Diese Dinge fallen aus, erst einmal außer Acht gelassen, wie häufig:
Haushalt, Mahlzeiten, Einkaufen, Zähneputzen, Duschen, Haare waschen, Kontakte zu Freunden/Familie/Selbsthilfegruppen, Tagesstruktur/Zuverdienst, draußen sein/Bewegung/Reize, Arztbesuche und neue/gute Erfahrungen.
Die Symptome habe ich versucht kurz und knackig zusammenzufassen, was echt nicht leicht ist:
Fehlende innere Struktur, schwer aushaltbare Emotionen (Verzweiflung, Haltlosigkeit, Angst, Wut), Körperschwäche/z.B. nicht laufen/stehen können, Müdigkeit, Denkenge – Entscheidungsschwierigkeiten – keine Informationen aufnehmen können (lesen, reden, zuhören), Handlungsschwierigkeiten und Überforderungsgefühle.
Diese Unterstützung wünsche ich mir:
Haushaltshilfe, Fahrdienst und eine Plantafel für zu Hause.
In der Kontakt- und Beratungsstelle werde ich Anfragen, ob sie Beratungsstellen kennen, die Fachkompetenz in der PTBS besitzen und Behördengänge begleiten. Danke Benita Wiese für die Anregung!
Weil ich da so einen Blick darauf habe, wie sonst nie und mir auch bisher nie so bewusst war, was alles so ausfällt, weil ich eher mit meinen Gefühlen beschäftigt war, ist mir heute aufgefallen, dass ich das morgendliche Zähneputzen ausfallen lassen habe, aber dafür Pflanzen umgetopft.
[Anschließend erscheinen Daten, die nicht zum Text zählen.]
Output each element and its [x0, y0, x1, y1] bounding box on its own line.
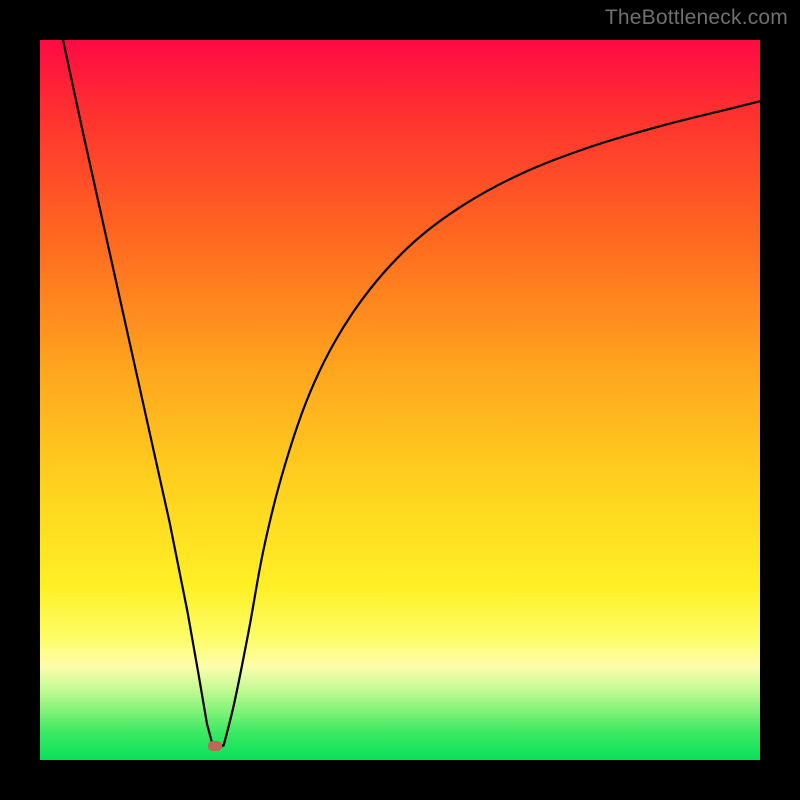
optimum-marker [208, 741, 222, 751]
watermark-text: TheBottleneck.com [605, 6, 788, 30]
plot-area [40, 40, 760, 760]
chart-frame: TheBottleneck.com [0, 0, 800, 800]
bottleneck-curve [40, 40, 760, 760]
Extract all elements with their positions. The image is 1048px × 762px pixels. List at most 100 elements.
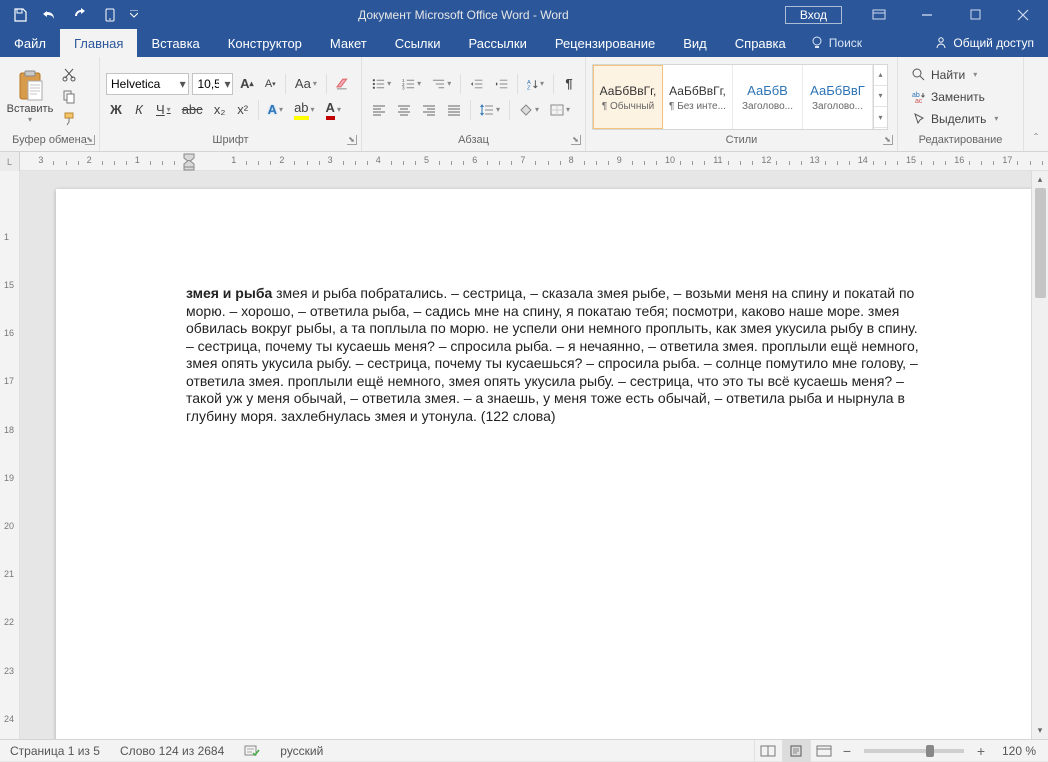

Ich dachte mir, da könnte man auf die Frage kommen, warum topfst du Pflanzen um, anstatt dir die Zähne zu putzen. Ich könnte nur darauf antworten, weil das eine ging und das andere nicht. Ich habe das gemacht was möglich war und war heilfroh, dass überhaupt etwas möglich war.
Die Symptome haben sich seit Betreuungsende verstärkt. Irgendwie logisch, mit dem Wissen, dass der Abschied die traumatischen Gefühle der Trennungserfahrung aus der Kindheit, an die Oberfläche holt und das vergangene Sterben nah am Jetzt liegt. Hatte das aus den Augen verloren.
Ich (es) weine (weint) immer wieder um Frau S. (Frau Helferin). Vermissen taucht regelmäßig auf. Auch Wut. Sie sollte da sein. Habe heute Nacht das erste Mal mit ihrem kleinen Eisbären geschlafen. Mit einem Kuscheltier zu schlafen… hab ich das überhaupt einmal getan? Sie saßen in meiner Kindheit immer eher am Rand.
Ich habe gestern auch das erste Mal ihr Foto rausgeholt. War mir nicht klar, ob ich das aushalte. Ich halte es aus. Macht die Erfahrungen, die gemeinsame Zeit wieder greifbarer. Auch die Stärke die sie mir vermittelte, ihr Glauben an mich und Vertrauen in mich.
Das Foto habe ich heute auch mal angeschnauzt – warum sie nicht da ist. Bestimmt gut für die Verarbeitung. 🙂
Ich stemme ziemlich große Sachen. Das darf ich mir bewusst machen. Es ist völlig okay, da so viel zu Leiden.
Mir ist bewusst geworden, ich war noch nie alleine. Da war immer einer, durch den ich meinen Wert und meinen Rücken gestärkt habe. Vor der Zeit der professionellen Begleitung waren es Partnerschaften oder auch das Wohnen in einer WG.
Das ist völlig neu, was gerade ist! Neu und unerprobt. Es darf mir schlecht gehen, ich darf mich orientierungslos fühlen, ich darf verzweifelt und wütend sein. Das ist völlig normal mit meinem ausgeprägtem Sicherheits- und Kontrollbedürfnis und den Erfahrungen, die ich als Kind gesammelt habe.